IBM Corp’s one-quarter growth streak is already in doubt.
Shares of the company fell on Tuesday in extended trading after it reported narrower profit margins and no revenue growth, excluding help from a weak US dollar. That cast a shadow over an effort to sell more-profitable cloud-based software to revive growth after five years of revenue declines.
Though heading in the right direction, IBM’s rebirth has yet to materialize, Daniel Ives, an analyst with GBH Insights LLC, said in a note to clients, adding: “Patience is wearing thin on the Street around the IBM turnaround story, which continues to be elusive..
First-quarter revenue came in at US$19.1 billion, beating the average analyst estimate of US$18.8 billion.
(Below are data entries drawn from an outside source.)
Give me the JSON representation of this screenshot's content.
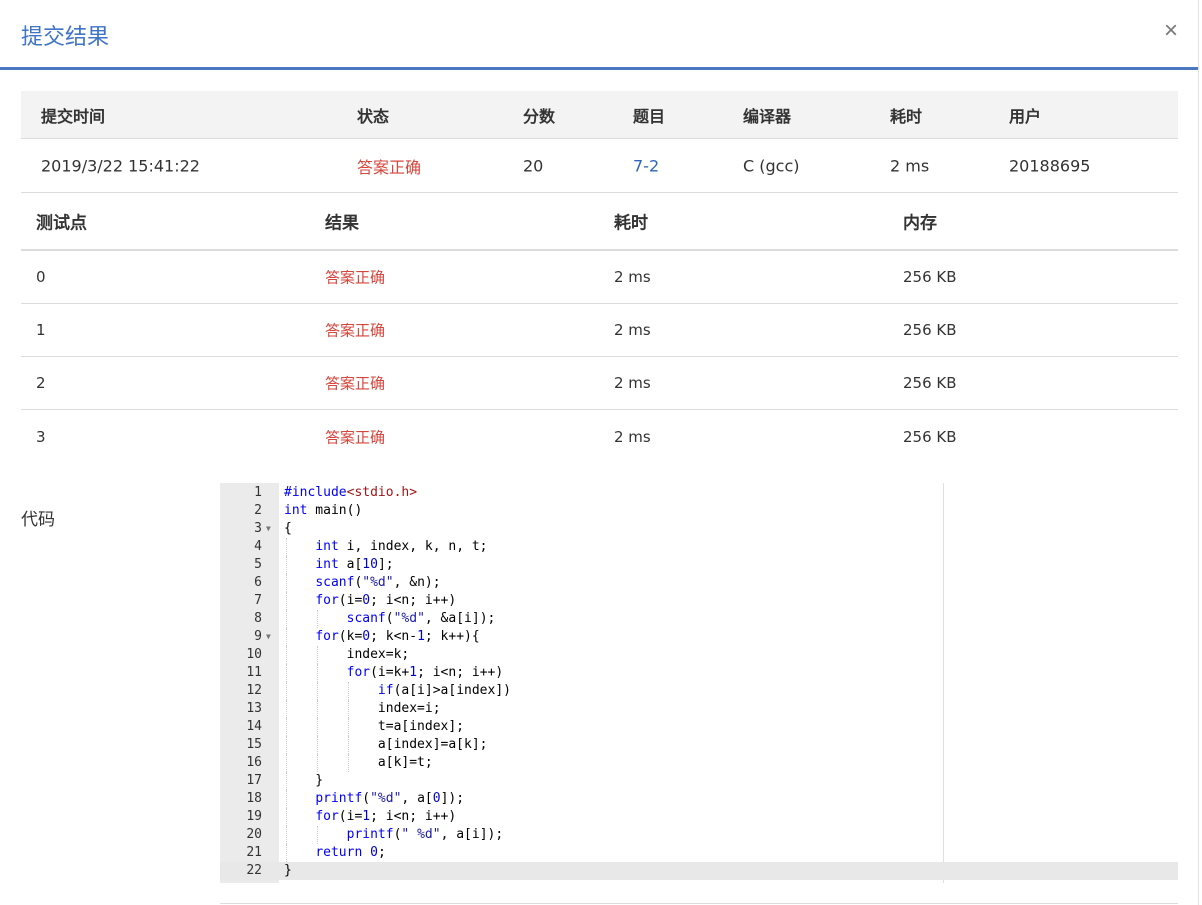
{
  "modal": {
    "title": "提交结果",
    "close": "×"
  },
  "summary": {
    "headers": [
      "提交时间",
      "状态",
      "分数",
      "题目",
      "编译器",
      "耗时",
      "用户"
    ],
    "row": {
      "time": "2019/3/22 15:41:22",
      "status": "答案正确",
      "score": "20",
      "problem": "7-2",
      "compiler": "C (gcc)",
      "duration": "2 ms",
      "user": "20188695"
    }
  },
  "tests": {
    "headers": [
      "测试点",
      "结果",
      "耗时",
      "内存"
    ],
    "rows": [
      {
        "id": "0",
        "result": "答案正确",
        "time": "2 ms",
        "memory": "256 KB"
      },
      {
        "id": "1",
        "result": "答案正确",
        "time": "2 ms",
        "memory": "256 KB"
      },
      {
        "id": "2",
        "result": "答案正确",
        "time": "2 ms",
        "memory": "256 KB"
      },
      {
        "id": "3",
        "result": "答案正确",
        "time": "2 ms",
        "memory": "256 KB"
      }
    ]
  },
  "code": {
    "label": "代码",
    "lines": [
      "#include<stdio.h>",
      "int main()",
      "{",
      "    int i, index, k, n, t;",
      "    int a[10];",
      "    scanf(\"%d\", &n);",
      "    for(i=0; i<n; i++)",
      "        scanf(\"%d\", &a[i]);",
      "    for(k=0; k<n-1; k++){",
      "        index=k;",
      "        for(i=k+1; i<n; i++)",
      "            if(a[i]>a[index])",
      "            index=i;",
      "            t=a[index];",
      "            a[index]=a[k];",
      "            a[k]=t;",
      "    }",
      "    printf(\"%d\", a[0]);",
      "    for(i=1; i<n; i++)",
      "        printf(\" %d\", a[i]);",
      "    return 0;",
      "}"
    ],
    "fold_lines": [
      3,
      9
    ],
    "active_line": 22
  }
}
That is 5 percent higher than a year earlier, but flat without currency fluctuations.
Margins slipped 0.6 percentage points to 43.2 percent.
The stock dropped as much as 6.1 percent in extended trading after closing at US$160.91 in New York.
Growth in the cloud business was 14 percent, lower than last year’s average of 24 percent, Bloomberg Intelligence analyst Anurag Rana said, adding that “puts a question mark on IBM’s hybrid cloud strategy.”
During a conference call, Kavanaugh pushed back on questions from analysts about margins and whether revenue can keep expanding.
He pointed to growth across the company’s business lines, and said execution problems in its consulting business and computer-storage unit were partly to blame for the quarter’s challenges.
Kavanaugh described the overall picture as positive and said chief executive Ginni Rometty’s goal of getting about half of sales, or US$40 billion, from newer businesses was ahead of schedule.
“This is a good start to the year,” Kavanaugh said. “We’re well on pace to deliver that US$40 billion earlier than 2018.”
Those new businesses represented 47 percent of revenue over the last 12 months, he said.
Analysts had expected IBM to lift its full-year profit forecast.